Semua itu karena adanya proses individuasi dan diferensiasi yang sangat identik dengan hereditas. Diferensiasi berupa pembetukan organ yang secara fisik terdapat pada diri manusia sebenarnya. Dan pembentukan diferensiasinya sangat tergantung kepada sifat dan interkasi lingkungan sekuler yang sering disebut dengan differential gradients (kekuatan-kekuatan pengarah organisme)[4]
b.   Lingkungan
Yang dimaksud dengan lingkungan ialah ruang lingkup ekternal yang mempengaruhi orang bersangkutan terkait dengan berbagai aktivitasnya. Ruang lingkup diluar dirinya itu dapat berupa manusia selaku individu maupun sosial atau benda-benda seperti air, udara, cuaca, matahari, langit, bumi, dan benda lainnya. Dapat pula berupa sistem, institusi, undang-undang, kebiasaan dan sebagainya.[5] Perlu ditambahkan disini, bahwasannya budaya   seperti cara bergaul dan cara berpakaian, serta produk ilmu pengetahuan dan teknologi, kususnya TV dengan acara-acaranya, internet, media massa cetak dan elektronik masuk dalam kategori lingkungan.

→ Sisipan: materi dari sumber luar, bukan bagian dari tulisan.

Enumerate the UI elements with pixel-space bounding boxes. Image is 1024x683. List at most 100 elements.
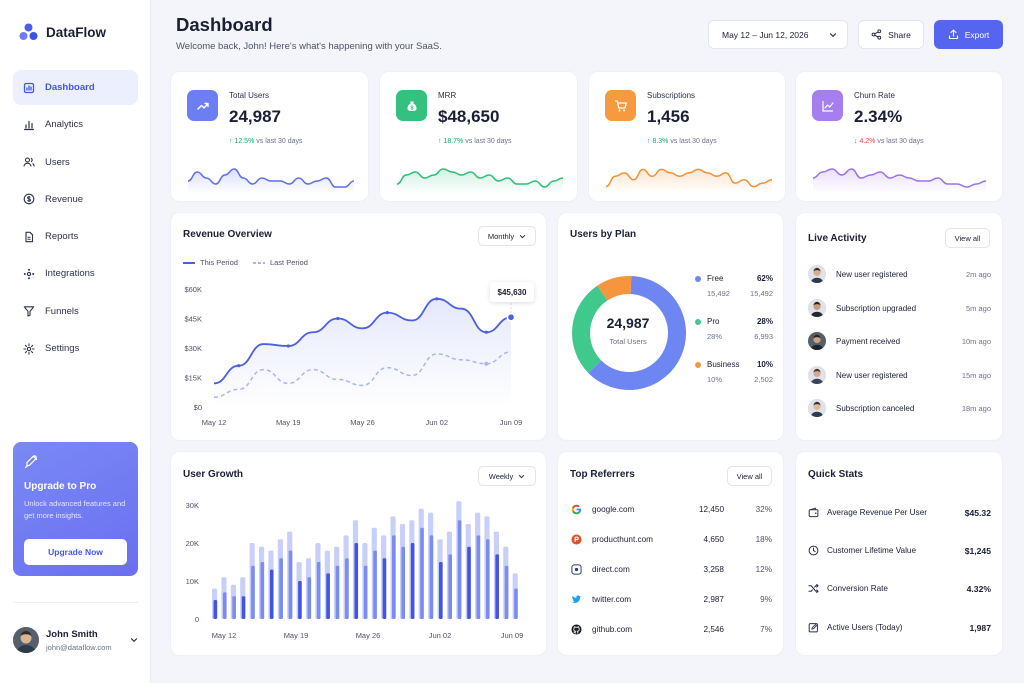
data-point: [385, 311, 389, 315]
period-select[interactable]: Weekly: [478, 466, 536, 486]
bar: [232, 596, 236, 619]
referrer-row[interactable]: google.com 12,450 32%: [570, 503, 772, 515]
sparkline-chart: [812, 168, 987, 194]
activity-item[interactable]: Subscription canceled 18m ago: [808, 399, 991, 417]
sidebar-item-dashboard[interactable]: Dashboard: [13, 70, 138, 105]
chart-tooltip: $45,630: [490, 282, 534, 302]
referrer-name: direct.com: [592, 564, 630, 574]
period-select[interactable]: Monthly: [478, 226, 536, 246]
activity-item[interactable]: Subscription upgraded 5m ago: [808, 299, 991, 317]
y-axis-tick-label: 10K: [186, 577, 199, 586]
x-axis-tick-label: Jun 02: [429, 631, 452, 640]
activity-item[interactable]: New user registered 2m ago: [808, 265, 991, 283]
stat-card-mrr: $ MRR $48,650 ↑ 18.7% vs last 30 days: [379, 71, 578, 202]
plan-name: Pro: [707, 317, 720, 326]
y-axis-tick-label: $15K: [184, 374, 202, 383]
referrer-value: 2,546: [703, 624, 725, 634]
bar: [335, 565, 340, 619]
avatar: [808, 299, 826, 317]
github-icon: [570, 623, 582, 635]
legend-dashed-line-icon: [252, 261, 265, 264]
bar: [410, 543, 415, 619]
money-bag-icon: $: [396, 90, 427, 121]
referrer-percent: 12%: [755, 564, 772, 574]
referrer-row[interactable]: producthunt.com 4,650 18%: [570, 533, 772, 545]
wallet-icon: [808, 507, 819, 518]
share-button[interactable]: Share: [858, 20, 924, 49]
donut-slice-business: [597, 276, 632, 301]
date-range-label: May 12 – Jun 12, 2026: [722, 29, 809, 40]
stat-note: vs last 30 days: [465, 138, 512, 145]
y-axis-tick-label: $45K: [184, 315, 202, 324]
quick-stat-value: 4.32%: [966, 583, 991, 594]
donut-center-value: 24,987: [606, 315, 650, 331]
stat-value: 24,987: [229, 107, 281, 126]
sidebar-nav: Dashboard Analytics Users Revenue Report…: [13, 70, 138, 368]
activity-item[interactable]: Payment received 10m ago: [808, 332, 991, 350]
revenue-overview-card: Revenue Overview Monthly This Period Las…: [170, 212, 547, 441]
upgrade-description: Unlock advanced features and get more in…: [24, 499, 126, 520]
sidebar-item-analytics[interactable]: Analytics: [13, 107, 138, 142]
card-title: Users by Plan: [570, 229, 637, 240]
sidebar-item-label: Users: [45, 156, 70, 168]
sidebar-item-settings[interactable]: Settings: [13, 331, 138, 366]
brand-name: DataFlow: [46, 25, 107, 40]
referrer-percent: 32%: [755, 504, 772, 514]
highlight-point: [506, 312, 516, 322]
sidebar-item-integrations[interactable]: Integrations: [13, 256, 138, 291]
sidebar-item-revenue[interactable]: Revenue: [13, 182, 138, 217]
sparkline-chart: [605, 168, 773, 194]
sidebar-item-users[interactable]: Users: [13, 145, 138, 180]
sparkline-area: [397, 169, 563, 194]
revenue-area: [214, 298, 511, 407]
avatar: [13, 627, 39, 653]
y-axis-tick-label: $0: [194, 403, 202, 412]
view-all-button[interactable]: View all: [727, 466, 772, 486]
bar: [420, 527, 424, 619]
referrer-percent: 9%: [760, 594, 772, 604]
upgrade-now-button[interactable]: Upgrade Now: [24, 539, 127, 565]
referrer-row[interactable]: github.com 2,546 7%: [570, 623, 772, 635]
sidebar-item-reports[interactable]: Reports: [13, 219, 138, 254]
quick-stat-value: $45.32: [964, 507, 991, 518]
bar: [392, 535, 396, 619]
sparkline-area: [813, 169, 986, 194]
user-profile[interactable]: John Smith john@dataflow.com: [13, 627, 138, 653]
avatar: [808, 366, 826, 384]
plan-row-pro: Pro 28% 28% 6,993: [695, 317, 773, 341]
direct-icon: [570, 563, 582, 575]
view-all-button[interactable]: View all: [945, 228, 990, 248]
stat-trend: ↑ 12.5% vs last 30 days: [229, 138, 303, 145]
bar: [448, 554, 453, 619]
top-referrers-card: Top Referrers View all google.com 12,450…: [557, 451, 784, 656]
referrer-value: 12,450: [698, 504, 724, 514]
referrer-row[interactable]: twitter.com 2,987 9%: [570, 593, 772, 605]
referrer-row[interactable]: direct.com 3,258 12%: [570, 563, 772, 575]
avatar: [808, 332, 826, 350]
logo-icon: [19, 23, 38, 40]
x-axis-tick-label: May 12: [202, 418, 227, 427]
card-title: Revenue Overview: [183, 229, 272, 240]
bar: [326, 573, 330, 619]
bar: [316, 562, 321, 619]
sidebar-item-funnels[interactable]: Funnels: [13, 294, 138, 329]
plan-donut-chart: [572, 276, 686, 390]
stat-card-churn-rate: Churn Rate 2.34% ↓ 4.2% vs last 30 days: [795, 71, 1003, 202]
sidebar-item-label: Integrations: [45, 268, 95, 280]
svg-text:$: $: [410, 105, 413, 111]
brand[interactable]: DataFlow: [18, 22, 106, 43]
legend-label: This Period: [200, 258, 238, 267]
date-range-picker[interactable]: May 12 – Jun 12, 2026: [708, 20, 848, 49]
sidebar-item-label: Analytics: [45, 119, 84, 131]
y-axis-tick-label: $30K: [184, 344, 202, 353]
x-axis-tick-label: May 19: [284, 631, 309, 640]
bar: [495, 554, 499, 619]
plan-count: 15,492: [750, 289, 773, 298]
stat-card-subscriptions: Subscriptions 1,456 ↑ 8.3% vs last 30 da…: [588, 71, 786, 202]
bar: [363, 565, 368, 619]
stat-note: vs last 30 days: [670, 138, 717, 145]
dollar-icon: [23, 193, 35, 205]
activity-item[interactable]: New user registered 15m ago: [808, 366, 991, 384]
chart-legend: This Period Last Period: [183, 258, 308, 267]
export-button[interactable]: Export: [934, 20, 1003, 49]
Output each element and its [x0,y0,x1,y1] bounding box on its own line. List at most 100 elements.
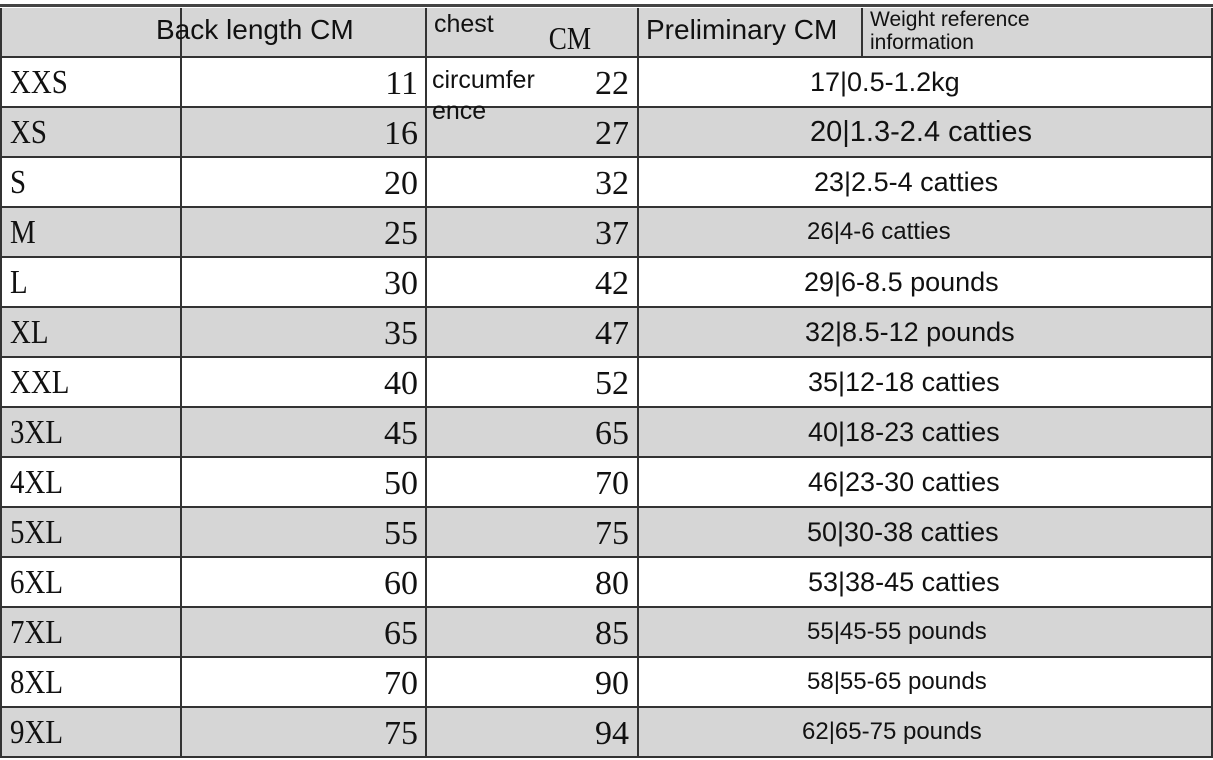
column-divider [180,508,182,556]
size-cell: M [10,214,36,251]
header-row: Back length CM chest CM Preliminary CM W… [2,8,1213,58]
column-divider [425,258,427,306]
table-row: 8XL 70 90 58|55-65 pounds [2,658,1213,708]
column-divider [425,708,427,756]
back-length-cell: 50 [384,465,418,502]
column-divider [425,508,427,556]
column-divider [425,558,427,606]
chest-cell: 37 [595,215,629,252]
table-row: XS 16 27 20|1.3-2.4 catties [2,108,1213,158]
chest-cell: 80 [595,565,629,602]
weight-cell: 50|30-38 catties [807,517,999,547]
weight-cell: 55|45-55 pounds [807,618,987,645]
column-divider [425,358,427,406]
column-divider [637,508,639,556]
chest-cell: 94 [595,715,629,752]
weight-cell: 53|38-45 catties [808,567,1000,597]
back-length-cell: 16 [384,115,418,152]
size-cell: L [10,264,28,301]
table-row: L 30 42 29|6-8.5 pounds [2,258,1213,308]
chest-cell: 70 [595,465,629,502]
weight-cell: 26|4-6 catties [807,218,951,245]
weight-cell: 62|65-75 pounds [802,718,982,745]
chest-cell: 65 [595,415,629,452]
back-length-cell: 65 [384,615,418,652]
header-back-length: Back length CM [156,14,354,45]
column-divider [425,308,427,356]
weight-cell: 46|23-30 catties [808,467,1000,497]
size-cell: 6XL [10,564,63,601]
column-divider [637,8,639,56]
column-divider [861,8,863,56]
column-divider [637,358,639,406]
column-divider [425,208,427,256]
column-divider [637,558,639,606]
column-divider [180,258,182,306]
column-divider [180,308,182,356]
column-divider [180,658,182,706]
back-length-cell: 55 [384,515,418,552]
back-length-cell: 40 [384,365,418,402]
weight-cell: 29|6-8.5 pounds [804,267,999,297]
column-divider [180,108,182,156]
column-divider [425,608,427,656]
column-divider [637,58,639,106]
header-weight-line2: information [870,31,974,54]
column-divider [637,108,639,156]
column-divider [637,608,639,656]
header-weight-line1: Weight reference [870,8,1030,31]
column-divider [637,458,639,506]
size-cell: 9XL [10,714,63,751]
header-chest-continued-2: ence [432,97,487,125]
chest-cell: 90 [595,665,629,702]
column-divider [425,408,427,456]
column-divider [180,358,182,406]
table-row: 9XL 75 94 62|65-75 pounds [2,708,1213,758]
column-divider [425,58,427,106]
column-divider [180,8,182,56]
chest-cell: 85 [595,615,629,652]
column-divider [637,258,639,306]
size-cell: 5XL [10,514,63,551]
size-cell: S [10,164,27,201]
chest-cell: 52 [595,365,629,402]
back-length-cell: 45 [384,415,418,452]
table-row: 3XL 45 65 40|18-23 catties [2,408,1213,458]
size-cell: 4XL [10,464,63,501]
column-divider [637,408,639,456]
back-length-cell: 60 [384,565,418,602]
weight-cell: 35|12-18 catties [808,367,1000,397]
column-divider [637,708,639,756]
size-cell: XS [10,114,47,151]
back-length-cell: 20 [384,165,418,202]
size-cell: XXL [10,364,70,401]
table-row: 7XL 65 85 55|45-55 pounds [2,608,1213,658]
column-divider [425,458,427,506]
column-divider [425,658,427,706]
header-chest-continued: circumfer [432,66,535,94]
chest-cell: 27 [595,115,629,152]
weight-cell: 17|0.5-1.2kg [810,67,960,97]
weight-cell: 23|2.5-4 catties [814,167,999,197]
size-cell: 7XL [10,614,63,651]
weight-cell: 20|1.3-2.4 catties [810,116,1032,148]
column-divider [637,658,639,706]
table-row: 6XL 60 80 53|38-45 catties [2,558,1213,608]
header-chest: chest [434,10,494,38]
chest-cell: 32 [595,165,629,202]
column-divider [425,158,427,206]
table-row: 5XL 55 75 50|30-38 catties [2,508,1213,558]
weight-cell: 40|18-23 catties [808,417,1000,447]
chest-cell: 42 [595,265,629,302]
column-divider [180,608,182,656]
table-row: S 20 32 23|2.5-4 catties [2,158,1213,208]
top-border [0,4,1213,7]
column-divider [637,208,639,256]
back-length-cell: 75 [384,715,418,752]
column-divider [180,58,182,106]
table-row: XXS 11 22 17|0.5-1.2kg [2,58,1213,108]
chest-cell: 75 [595,515,629,552]
size-chart-table: Back length CM chest CM Preliminary CM W… [0,8,1213,758]
size-cell: XL [10,314,49,351]
back-length-cell: 35 [384,315,418,352]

Ki Hajar Dewantara mengemukakan tiga macam lingkungan sebagai tri pusat pendidikan yang sangat terkenal, yaitu: lingkungan sekolah, lingkungan  keluarga dan lingkungan (organisasi) masyarakat. Orang sering mengartikan lingkungan secara sempit, seolah-olah lingkungan hanyalah alam sekitar diluar diri manusi/individu. Lingkungan itu sebenarnya menyangkut segala materiil dan stimuli didalam dan diluar diri individu, baik yang bersifat fisiologis, psikologis maupun sosial-kultural. Dengan demikian, lingkungan dapat diartikan secara fisiologis, secara psikologis, dan secara sosial-kultural.[6]
Secara fisiologis, lingkungan meliputi segala kondisi dan materiil jasmaniah di dalam tubuh seperti gizi, vitamin, air, zat asam, suhu, sistem saraf, peredaran darah, pernafasan, pencernaan, makanan, kelenjar-kelenjar indoktrin, sel-sel pertumbuhan dan kesehatan jasmani.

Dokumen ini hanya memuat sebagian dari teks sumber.